Abstract

This paper studies communications service availability for industrial wireless control systems. We consider a motion controller with a continuous closed-loop control link to a group of actuator devices on a factory floor. The goal is to satisfy end-to-end latency for each packet and to guarantee that the communication service will not be un-available for longer than a survival time. We propose to decouple the scheduling operation between the normal and survival modes of operation, enabling a dual-mode ultra-reliable and low-latency communications (URLLC) scheduler. Scheduler strategies for the survival mode are presented, targeting link adaptation and signal to interference and noise ratio (SINR) estimation in presence of temporal and spatial channel correlation.
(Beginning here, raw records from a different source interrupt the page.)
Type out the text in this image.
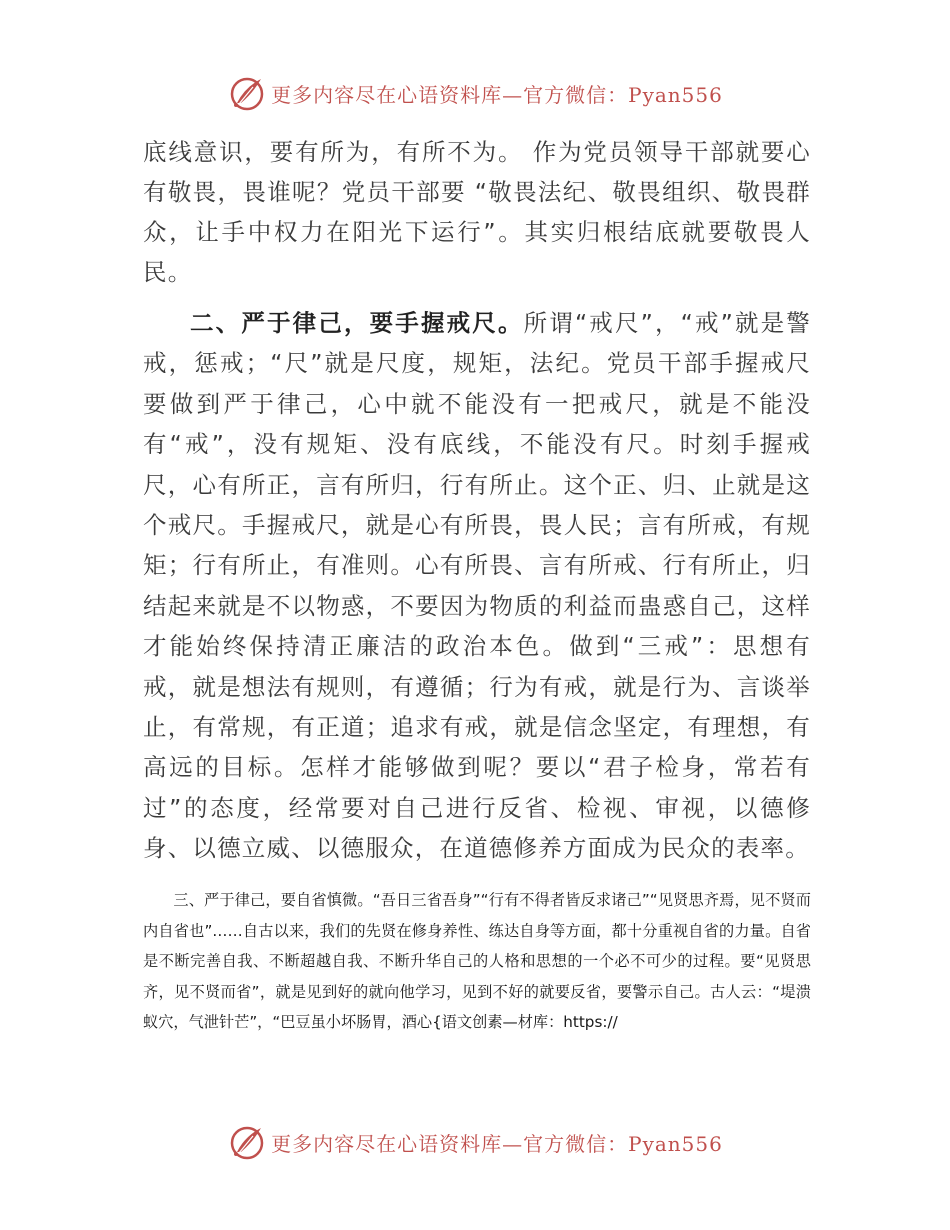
更多内容尽在心语资料库—官方微信：Pyan556
底线意识，要有所为，有所不为。 作为党员领导干部就要心有敬畏，畏谁呢？党员干部要 “敬畏法纪、敬畏组织、敬畏群众，让手中权力在阳光下运行”。其实归根结底就要敬畏人民。
二、严于律己，要手握戒尺。所谓“戒尺”，“戒”就是警戒，惩戒；“尺”就是尺度，规矩，法纪。党员干部手握戒尺要做到严于律己，心中就不能没有一把戒尺，就是不能没有“戒”，没有规矩、没有底线，不能没有尺。时刻手握戒尺，心有所正，言有所归，行有所止。这个正、归、止就是这个戒尺。手握戒尺，就是心有所畏，畏人民；言有所戒，有规矩；行有所止，有准则。心有所畏、言有所戒、行有所止，归结起来就是不以物惑，不要因为物质的利益而蛊惑自己，这样才能始终保持清正廉洁的政治本色。做到“三戒”：思想有戒，就是想法有规则，有遵循；行为有戒，就是行为、言谈举止，有常规，有正道；追求有戒，就是信念坚定，有理想，有高远的目标。怎样才能够做到呢？要以“君子检身，常若有过”的态度，经常要对自己进行反省、检视、审视，以德修身、以德立威、以德服众，在道德修养方面成为民众的表率。
三、严于律己，要自省慎微。“吾日三省吾身”“行有不得者皆反求诸己”“见贤思齐焉，见不贤而内自省也”……自古以来，我们的先贤在修身养性、练达自身等方面，都十分重视自省的力量。自省是不断完善自我、不断超越自我、不断升华自己的人格和思想的一个必不可少的过程。要“见贤思齐，见不贤而省”，就是见到好的就向他学习，见到不好的就要反省，要警示自己。古人云：“堤溃蚁穴，气泄针芒”，“巴豆虽小坏肠胃，酒心{语文创素—材库：https://
更多内容尽在心语资料库—官方微信：Pyan556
Through numerical examples, we investigate the impact of channel correlation on the schedulers ability to target the required reliability for each mode. We further present our findings on system-level performance evaluation of such scheduling strategies by adopting a realistic system setup and channel model to obtain insights with high level of realism. Extensive simulation results are presented which demonstrate significant reduction in resource utilization with the proposed dual-mode scheduler when compared to single-mode URLLC scheduling. Specifically, our results demonstrate that the scheduler should target moderate packet error rate (PER) for normal mode of operation and very low PER for the survival mode; the latter guarantees service availability while the former saves radio resources.